When Denny McLain walks through the gates of Bowman Field and sees the throwback setting, the picturesque view takes him back to a day in 1964 - his second season in the major leagues after starting three games in 1963.
It was the first time the 20-year-old Detroit Tigers pitcher stepped out onto the hallowed field at old Yankee Stadium, a home to former Yankees greats like Babe Ruth and Lou Gehrig. Baseball history has never been lost on McLain, but he learned a lesson that summer that seems very fresh in his mind. He still hears the whispers to this day.
Teammate Bill Freehan instructed the young McLain to take a casual walk out to center field in the revered stadium during his first hour in uniform. McLain, a pitcher, at first balked at the idea of walking some 400 feet past the infield dirt and out into the outfield grass. Freehan, though, gave him the hard sell and told McLain he'd hear people talking once he arrived in center field. McLain was sold on the idea and sure enough, he heard those light voices Freehan referenced.
"Freehan planted it in my head and I could hear the whispers," McLain said. "It has always stayed with me."
That memory may be jogged again when McLain returns to Bowman Field tonight and Saturday to sign autographs and share similar stories of his past. His two-night stay includes a Sun-Gazette Pack the Park Night tonight when fans can pick up complimentary tickets in the newspaper.
This will be the third consecutive year the major league's last 30-game winner will appear at Bowman Field.
McLain enjoys the baseball history of Williamsport, including the setting of the Original League Field across the street from Bowman Field which was built in 1926 and is the second oldest minor league ballpark operating in the country. Then there is the massive Little League complex in South Williamsport where many future major leaguers took swings at becoming the best Little League team in the nation.

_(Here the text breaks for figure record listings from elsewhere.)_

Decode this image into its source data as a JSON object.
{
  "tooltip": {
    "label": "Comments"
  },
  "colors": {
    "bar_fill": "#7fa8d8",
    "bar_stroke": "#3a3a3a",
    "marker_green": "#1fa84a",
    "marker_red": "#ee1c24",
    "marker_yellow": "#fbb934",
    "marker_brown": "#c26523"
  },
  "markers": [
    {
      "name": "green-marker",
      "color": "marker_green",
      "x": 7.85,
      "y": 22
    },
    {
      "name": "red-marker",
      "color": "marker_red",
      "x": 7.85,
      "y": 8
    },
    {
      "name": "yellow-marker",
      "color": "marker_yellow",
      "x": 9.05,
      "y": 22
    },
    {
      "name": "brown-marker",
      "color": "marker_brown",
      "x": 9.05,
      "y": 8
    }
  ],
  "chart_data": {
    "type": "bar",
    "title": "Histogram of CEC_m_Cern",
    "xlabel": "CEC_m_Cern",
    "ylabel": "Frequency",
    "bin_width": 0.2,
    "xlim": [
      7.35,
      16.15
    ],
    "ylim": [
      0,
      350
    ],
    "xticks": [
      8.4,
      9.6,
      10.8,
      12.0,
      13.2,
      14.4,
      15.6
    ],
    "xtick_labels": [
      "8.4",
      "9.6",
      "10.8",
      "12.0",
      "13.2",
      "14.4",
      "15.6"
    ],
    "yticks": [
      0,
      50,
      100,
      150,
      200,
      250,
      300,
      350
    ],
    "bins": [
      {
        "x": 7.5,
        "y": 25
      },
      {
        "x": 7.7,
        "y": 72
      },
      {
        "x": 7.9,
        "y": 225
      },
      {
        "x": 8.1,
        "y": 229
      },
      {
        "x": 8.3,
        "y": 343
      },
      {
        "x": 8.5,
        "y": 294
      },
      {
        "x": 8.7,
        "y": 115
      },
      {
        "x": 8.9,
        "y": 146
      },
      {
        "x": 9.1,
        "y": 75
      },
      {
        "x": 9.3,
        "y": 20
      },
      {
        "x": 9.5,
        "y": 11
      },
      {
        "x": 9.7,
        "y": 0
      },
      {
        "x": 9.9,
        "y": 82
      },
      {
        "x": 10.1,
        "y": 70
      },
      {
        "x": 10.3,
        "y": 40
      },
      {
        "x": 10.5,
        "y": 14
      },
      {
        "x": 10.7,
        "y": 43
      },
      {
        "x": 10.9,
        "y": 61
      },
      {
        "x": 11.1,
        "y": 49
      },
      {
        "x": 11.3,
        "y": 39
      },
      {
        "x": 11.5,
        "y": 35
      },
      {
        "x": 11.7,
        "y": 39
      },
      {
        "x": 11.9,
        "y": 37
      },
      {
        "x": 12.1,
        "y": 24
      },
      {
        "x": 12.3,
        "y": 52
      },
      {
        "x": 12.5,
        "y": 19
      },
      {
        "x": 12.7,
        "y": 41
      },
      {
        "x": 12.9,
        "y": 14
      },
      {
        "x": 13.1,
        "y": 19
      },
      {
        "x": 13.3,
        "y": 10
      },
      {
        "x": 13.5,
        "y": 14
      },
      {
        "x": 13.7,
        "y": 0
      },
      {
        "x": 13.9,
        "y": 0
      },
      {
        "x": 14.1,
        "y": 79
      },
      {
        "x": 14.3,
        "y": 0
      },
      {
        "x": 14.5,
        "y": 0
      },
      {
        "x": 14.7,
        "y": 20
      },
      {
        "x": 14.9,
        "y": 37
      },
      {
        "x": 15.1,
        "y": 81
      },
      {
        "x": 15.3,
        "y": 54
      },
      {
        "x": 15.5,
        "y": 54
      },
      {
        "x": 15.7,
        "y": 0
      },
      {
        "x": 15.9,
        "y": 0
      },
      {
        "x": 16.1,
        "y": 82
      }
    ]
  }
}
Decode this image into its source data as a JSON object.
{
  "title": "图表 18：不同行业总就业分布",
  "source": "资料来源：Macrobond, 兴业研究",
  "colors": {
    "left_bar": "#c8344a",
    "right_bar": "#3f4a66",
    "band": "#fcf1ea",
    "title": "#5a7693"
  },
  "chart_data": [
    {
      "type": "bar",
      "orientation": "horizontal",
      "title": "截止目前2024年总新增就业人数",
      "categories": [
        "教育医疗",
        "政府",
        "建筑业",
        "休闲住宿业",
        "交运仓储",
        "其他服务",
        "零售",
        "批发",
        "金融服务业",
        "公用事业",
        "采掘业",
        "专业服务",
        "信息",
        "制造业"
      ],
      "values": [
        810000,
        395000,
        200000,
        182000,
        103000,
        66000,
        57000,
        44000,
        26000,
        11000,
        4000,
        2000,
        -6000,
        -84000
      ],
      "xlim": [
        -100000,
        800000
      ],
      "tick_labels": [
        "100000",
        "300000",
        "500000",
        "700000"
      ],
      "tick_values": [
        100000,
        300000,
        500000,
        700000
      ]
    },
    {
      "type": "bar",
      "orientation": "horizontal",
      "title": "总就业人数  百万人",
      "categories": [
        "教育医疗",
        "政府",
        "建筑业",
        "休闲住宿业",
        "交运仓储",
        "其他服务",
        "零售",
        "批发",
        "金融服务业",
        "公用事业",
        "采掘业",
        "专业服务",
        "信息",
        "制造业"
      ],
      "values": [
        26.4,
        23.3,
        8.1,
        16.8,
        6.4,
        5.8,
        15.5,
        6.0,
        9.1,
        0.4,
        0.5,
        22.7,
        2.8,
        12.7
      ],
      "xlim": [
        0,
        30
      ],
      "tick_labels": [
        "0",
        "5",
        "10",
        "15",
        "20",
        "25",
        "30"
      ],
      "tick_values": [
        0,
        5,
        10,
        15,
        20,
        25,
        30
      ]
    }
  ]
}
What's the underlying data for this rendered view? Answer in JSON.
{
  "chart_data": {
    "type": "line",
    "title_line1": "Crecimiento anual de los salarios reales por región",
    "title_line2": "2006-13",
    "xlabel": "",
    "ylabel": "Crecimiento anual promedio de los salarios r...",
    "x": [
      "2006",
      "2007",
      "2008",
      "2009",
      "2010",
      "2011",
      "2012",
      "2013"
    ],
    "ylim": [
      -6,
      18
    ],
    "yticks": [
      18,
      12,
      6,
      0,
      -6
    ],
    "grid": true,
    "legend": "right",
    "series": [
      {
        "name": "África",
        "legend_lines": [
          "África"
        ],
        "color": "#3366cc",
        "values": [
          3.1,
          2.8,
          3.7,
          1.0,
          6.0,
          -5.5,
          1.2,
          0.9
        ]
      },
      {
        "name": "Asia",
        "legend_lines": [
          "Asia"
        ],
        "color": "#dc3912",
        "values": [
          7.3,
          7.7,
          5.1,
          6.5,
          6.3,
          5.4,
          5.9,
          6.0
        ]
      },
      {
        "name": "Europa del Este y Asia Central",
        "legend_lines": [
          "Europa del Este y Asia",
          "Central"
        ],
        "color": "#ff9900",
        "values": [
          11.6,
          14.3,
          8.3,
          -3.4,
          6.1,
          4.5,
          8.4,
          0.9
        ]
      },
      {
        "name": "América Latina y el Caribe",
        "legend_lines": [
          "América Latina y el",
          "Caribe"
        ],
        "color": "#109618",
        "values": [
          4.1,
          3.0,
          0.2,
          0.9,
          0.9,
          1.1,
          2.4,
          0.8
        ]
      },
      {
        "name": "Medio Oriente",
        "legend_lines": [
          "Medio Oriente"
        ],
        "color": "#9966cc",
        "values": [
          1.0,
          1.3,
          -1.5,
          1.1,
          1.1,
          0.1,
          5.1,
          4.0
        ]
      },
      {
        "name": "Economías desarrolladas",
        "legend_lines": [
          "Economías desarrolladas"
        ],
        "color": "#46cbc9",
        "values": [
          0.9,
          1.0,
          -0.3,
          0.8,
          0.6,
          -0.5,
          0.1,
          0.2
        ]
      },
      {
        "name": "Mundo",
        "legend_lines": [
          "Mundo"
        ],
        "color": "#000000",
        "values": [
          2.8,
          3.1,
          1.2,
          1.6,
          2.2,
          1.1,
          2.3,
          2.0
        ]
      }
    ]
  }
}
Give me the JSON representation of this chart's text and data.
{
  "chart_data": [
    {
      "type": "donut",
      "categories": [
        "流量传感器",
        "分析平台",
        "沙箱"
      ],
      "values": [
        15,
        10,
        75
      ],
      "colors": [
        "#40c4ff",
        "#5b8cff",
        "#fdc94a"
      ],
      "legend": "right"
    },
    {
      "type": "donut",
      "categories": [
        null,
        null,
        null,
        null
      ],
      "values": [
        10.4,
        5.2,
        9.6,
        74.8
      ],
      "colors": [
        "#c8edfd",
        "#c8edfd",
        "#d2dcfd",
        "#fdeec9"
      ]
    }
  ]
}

The complex screams of history, but McLain never received the chance to be a part of it. He and his young teammates never had the opportunity to play in the Little League World Series, despite being one of the best teams in Illinois and Michigan. The Boys League of Markham, just outside of Chicago, didn't have a Little League charter. McLain's dad worked tirelessly trying to get one before dying at the age of 36. The league eventually received the long-awaited charter after the death of McLain's father and after the son began pitching in the major leagues.
While McLain, who played for the Detroit Tigers, Washington Senators, Oakland Athletics and Atlanta Braves, may have missed out on playing in the Little League World Series, he did play in a World Series at 24, leading the Tigers over the St. Louis Cardinals in 1968. During that season McLain, who won Game 6 of the World Series, won 31 games, the last pitcher to do so. He won the first of his back-to-back Cy Young Awards after recording 55 wins in a two-year span. From 1965-69, McLain won 108 games, finishing in the top five of the American League each time.
It's the 31-win season, however, that makes McLain recognizable when he is out on the road signing autographs for fans. It's always a talking point amongst fans of all generations.
The older generations of that group have passed down the stories and McLain, loves hearing them all. Some of the best stories he says begin with my dad or my grandfather saw you pitch the night....
"It's the greatest adulation to hear those stories," McLain said. "Most of them are true, too, because they remember something that happened in the game that you had to be there or know someone who was there."
Sharing stories from his 10-year major-league career keeps McLain on the road. He was in Eastlake, Ohio, on Tuesday night at another Class A minor-league ballpark.
"I love it," McLain said. "I enjoy meeting people and what it does for us is it maintains our relevance. You want to be relevant in the game of baseball and this is one way to do it."
The 70-year-old is also relevant in a far different avenue - weight loss.
With his wife suffering from Parkinson's disease, McLain received a reality check from his longtime doctor who told the overweight McLain that he was better off dead than alive. Taken aback by the brutal honesty of his friend of some 35 years, McLain asked the simple question of what do you mean. The doctor told him he was at risk for a stroke and should he suffer one how was his wife supposed to care for him. It was like a slap to the face or a bucket of cold water dumped over his head.
McLain made a choice that day and received gastric sleeve surgery to reduce the size of his stomach. Now, a pair of chicken wings make McLain feel full.
In the first month following the procedure, he lost 72 pounds. The weight loss now stands at 180 pounds, half the weight McLain used to be and some 35 pounds under his playing weight.
"I feel like a new person," McLain said. "People don't recognize me. They walk right by me at the ballpark.
"It's made such a difference in my life and my family's life."